Apa yang telah kita lakukan?

Waktu yang terus bergulir tak tertahankan, tanpa mengenal kembali. Kitapun mengikuti alur waktu yang terus berjalan. Hari demi hari terlewatkan. Berbagai kenyataan kita dapatkan seiring dengan bergulirnya sang waktu. Berbagai ekspresipun kita nampakkan. Terkadang kita tersenyum, kadang sedih, tertawa ria, emosi dan berbagai ekspresi lain sebagai konsekuensi dari kenyataan yang kita dapatkan hari demi hari tersebut. Terkadang kenyataan-kenyataan yang menimpa menjadikan kita trauma, stres, bahkan sampai depresi. Terkadang pula kenyataan yang menimpa itu menjadikan kita kembali bergairah menghadapi hari-hari yang mungkin menyesakkan bagi orang lain. Demikianlah, respon-respon kita terhadap hari-hari yang terus berlalu.

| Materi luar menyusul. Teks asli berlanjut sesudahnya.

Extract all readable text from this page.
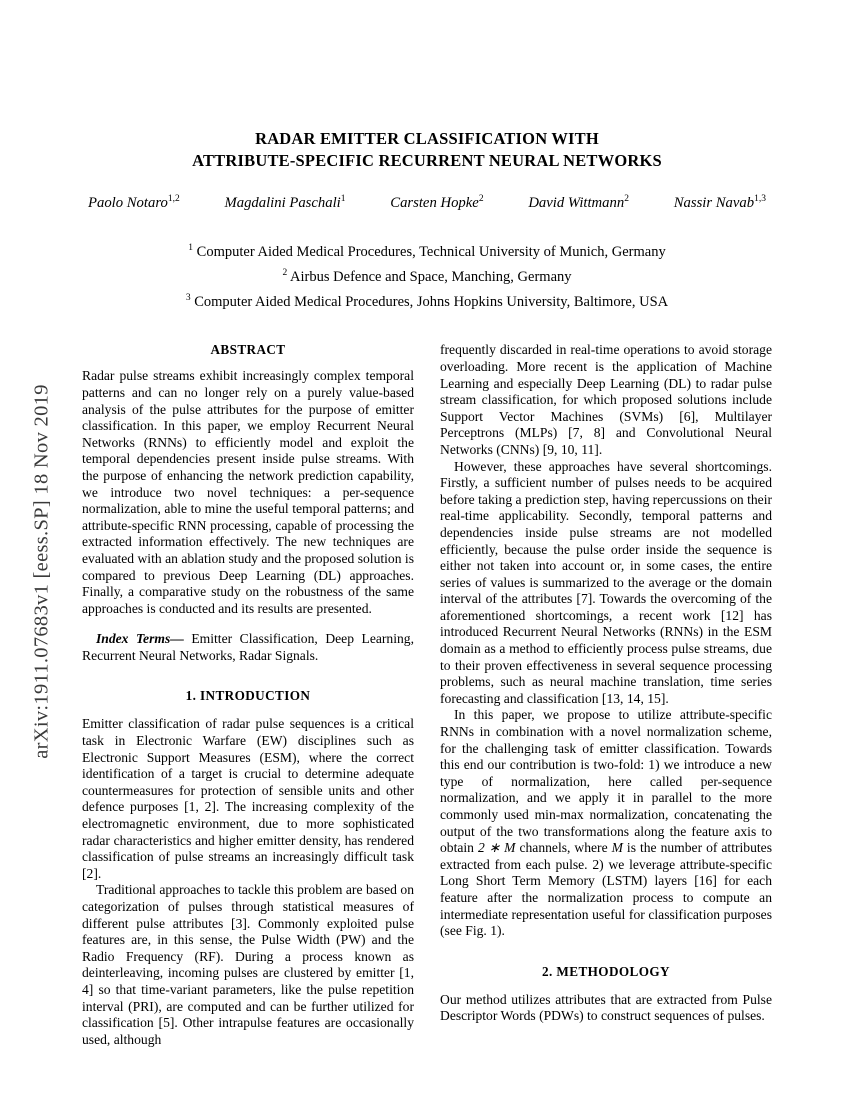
arXiv:1911.07683v1 [eess.SP] 18 Nov 2019
RADAR EMITTER CLASSIFICATION WITH
ATTRIBUTE-SPECIFIC RECURRENT NEURAL NETWORKS
Paolo Notaro$^{1,2}$	Magdalini Paschali$^1$	Carsten Hopke$^2$	David Wittmann$^2$	Nassir Navab$^{1,3}$
$^1$ Computer Aided Medical Procedures, Technical University of Munich, Germany
$^2$ Airbus Defence and Space, Manching, Germany
$^3$ Computer Aided Medical Procedures, Johns Hopkins University, Baltimore, USA
ABSTRACT

Radar pulse streams exhibit increasingly complex temporal patterns and can no longer rely on a purely value-based analysis of the pulse attributes for the purpose of emitter classification. In this paper, we employ Recurrent Neural Networks (RNNs) to efficiently model and exploit the temporal dependencies present inside pulse streams. With the purpose of enhancing the network prediction capability, we introduce two novel techniques: a per-sequence normalization, able to mine the useful temporal patterns; and attribute-specific RNN processing, capable of processing the extracted information effectively. The new techniques are evaluated with an ablation study and the proposed solution is compared to previous Deep Learning (DL) approaches. Finally, a comparative study on the robustness of the same approaches is conducted and its results are presented.

Index Terms— Emitter Classification, Deep Learning, Recurrent Neural Networks, Radar Signals.
1. INTRODUCTION

Emitter classification of radar pulse sequences is a critical task in Electronic Warfare (EW) disciplines such as Electronic Support Measures (ESM), where the correct identification of a target is crucial to determine adequate countermeasures for protection of sensible units and other defence purposes [1, 2]. The increasing complexity of the electromagnetic environment, due to more sophisticated radar characteristics and higher emitter density, has rendered classification of pulse streams an increasingly difficult task [2].

Traditional approaches to tackle this problem are based on categorization of pulses through statistical measures of different pulse attributes [3]. Commonly exploited pulse features are, in this sense, the Pulse Width (PW) and the Radio Frequency (RF). During a process known as deinterleaving, incoming pulses are clustered by emitter [1, 4] so that time-variant parameters, like the pulse repetition interval (PRI), are computed and can be further utilized for classification [5]. Other intrapulse features are occasionally used, although

frequently discarded in real-time operations to avoid storage overloading. More recent is the application of Machine Learning and especially Deep Learning (DL) to radar pulse stream classification, for which proposed solutions include Support Vector Machines (SVMs) [6], Multilayer Perceptrons (MLPs) [7, 8] and Convolutional Neural Networks (CNNs) [9, 10, 11].

However, these approaches have several shortcomings. Firstly, a sufficient number of pulses needs to be acquired before taking a prediction step, having repercussions on their real-time applicability. Secondly, temporal patterns and dependencies inside pulse streams are not modelled efficiently, because the pulse order inside the sequence is either not taken into account or, in some cases, the entire series of values is summarized to the average or the domain interval of the attributes [7]. Towards the overcoming of the aforementioned shortcomings, a recent work [12] has introduced Recurrent Neural Networks (RNNs) in the ESM domain as a method to efficiently process pulse streams, due to their proven effectiveness in several sequence processing problems, such as neural machine translation, time series forecasting and classification [13, 14, 15].

In this paper, we propose to utilize attribute-specific RNNs in combination with a novel normalization scheme, for the challenging task of emitter classification. Towards this end our contribution is two-fold: 1) we introduce a new type of normalization, here called per-sequence normalization, and we apply it in parallel to the more commonly used min-max normalization, concatenating the output of the two transformations along the feature axis to obtain 2 ∗ M channels, where M is the number of attributes extracted from each pulse. 2) we leverage attribute-specific Long Short Term Memory (LSTM) layers [16] for each feature after the normalization process to compute an intermediate representation useful for classification purposes (see Fig. 1).

2. METHODOLOGY

Our method utilizes attributes that are extracted from Pulse Descriptor Words (PDWs) to construct sequences of pulses.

Dan tanpa kita sadari usia kita semakin bertambah. Dalam artian bertambah secara kuantitas. Berubah dari 22 tahun menjadi 23 tahun, 23 tahun menjdai 24 tahun, dan seterusnya. Walaupun secara maknawi kita katakan bahwa usia semakin berkurang. Karena dengan berubahnya waktu yang terus bergulir ini, berarti kematian sudah semakin dekat akan menjemput. Dengan demikian tidak ada yang dapat dan perlu kita banggakan dalam hidup ini. Semua pasti akan berakhir dengan yang namanya kematian.
Pengalaman-pengalaman itu telah kita dapatkan. Berarti guru kehidupan telah banyak kita lalui. Dengannya, kitapun semakin mantap berekspresi karena banyaknya pengalaman yang telah kita dapatkan. Pengalaman adalah guru terbaik. Pengalaman membuat kita cerdas dalam menanggapi liku-liku. Namun, ada hal yang harus kita pahami untuk kita realisasikan bahwa saat ini banyak hal yang belum dilakukan. Sangat sedikit manfaat yang telah kita berikan. Untuk diri sendiri, ternyata kitapun belum memberikan yang terbaik untuk diri ini. Tindakan menzalimi diri sendiri mungkin masih terbiasa kita lakukan. Apa yang telah kita lakukan tatkala mata ini telah mengantuk?? Apakah membiarkan mata ini terus dalam keadaan mengantuk ataukah kita membiarkannya mata beristrahat?? Ketika lambung ini menuntut untuk terisi, apakah kita sudah memenuhi haknya?? Ketika jiwa raga mengeluh karena terasa sempit akibat maksiat misalnya, apakah kita sudah memenuhinya dengan taubat. Ataukah kita membiarkannya larut dengan maksiat itu? Sudahkah jiwa ini kita penuhi dengan kebutuhan rohaniah yang mendorong kita untuk dekat kepada Allah?? ataukah kita justru menjadi pembangkang dengan nikmat yang sangat sedikit yang kita miliki? Ketika ini terjadi, maka celakalah kita. Merugilah kita. Semoga kita terhindar dari sikap menzalimi diri sendiri.
Kemudian, berapa banyak pula manfaat yang kita berikan kepada orang lain? Orang tua kita, saudara-saudara kita. Masyarakat kita, pemimpin kita serta mereka yang mendapatkan hak manfaat dari kita? Apa yang telah kita buat untuk mereka yang membutuhkan kita? Jikalau saat ini kita mengaku telah berbuat banyak untuk orang tua misalnya, apakah kebaikan yang kita berikan kepada orang tua telah menutupi semua kebaikan yang orang tua berikan kepada kita? Mari kita renugkan bersama. Sudah saatnya kita berbuat untuk memberi manfaat kepada diri ini, kepada orang lain yang memang membutuhkan manfaat itu.